1393362 – [geo-rep]: Sync stuck in Hybrid crawl since 2 days

Bug 1393362 - [geo-rep]: Sync stuck in Hybrid crawl since 2 days

Summary: [geo-rep]: Sync stuck in Hybrid crawl since 2 days

Keywords:
Status:	CLOSED DEFERRED
Alias:	None
Product:	Red Hat Gluster Storage
Classification:	Red Hat Storage
Component:	geo-replication
Sub Component:
Version:	rhgs-3.2
Hardware:	x86_64
OS:	Linux
Priority:	unspecified
Severity:	urgent
Target Milestone:	---
Target Release:	---
Assignee:	Bug Updates Notification Mailing List
QA Contact:	Rahul Hinduja
Docs Contact:
URL:
Whiteboard:
Depends On:
Blocks:	1351530
TreeView+	depends on / blocked

Reported:	2016-11-09 12:11 UTC by Rahul Hinduja
Modified:	2018-10-11 10:10 UTC (History)
CC List:	9 users (show)
Fixed In Version:
Doc Type:	Known Issue
Doc Text:	If a geo-replication session is created while gluster volume rebalance is in progress, then geo-replication may miss some files/directories sync to slave volume.

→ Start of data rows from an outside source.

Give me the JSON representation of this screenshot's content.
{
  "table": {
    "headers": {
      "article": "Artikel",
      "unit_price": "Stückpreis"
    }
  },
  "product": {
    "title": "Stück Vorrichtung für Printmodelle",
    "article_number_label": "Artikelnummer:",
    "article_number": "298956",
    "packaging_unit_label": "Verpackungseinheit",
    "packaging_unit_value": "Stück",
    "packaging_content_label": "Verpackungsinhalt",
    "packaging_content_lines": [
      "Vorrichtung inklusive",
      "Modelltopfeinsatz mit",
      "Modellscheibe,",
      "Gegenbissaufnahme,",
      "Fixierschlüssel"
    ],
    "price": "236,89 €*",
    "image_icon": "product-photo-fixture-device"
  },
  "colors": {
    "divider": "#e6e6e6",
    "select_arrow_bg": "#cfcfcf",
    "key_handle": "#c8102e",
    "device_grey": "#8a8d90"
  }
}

This is caused because of internal movement of files due to rebalance. Workaround: Do not create a geo-replication session if the master Volume rebalance is in progress.
Clone Of:
Environment:
Last Closed:	2018-10-11 10:10:19 UTC
Embargoed:
Dependent Products:

Attachments	(Terms of Use)

Description Rahul Hinduja 2016-11-09 12:11:58 UTC

Description of problem:
=======================

I have data set of 4.5G with 6Lac files in it. Started rebalance and created geo-rep session. It picked up Hybrid crawl correctly but after a while the sync stopped. 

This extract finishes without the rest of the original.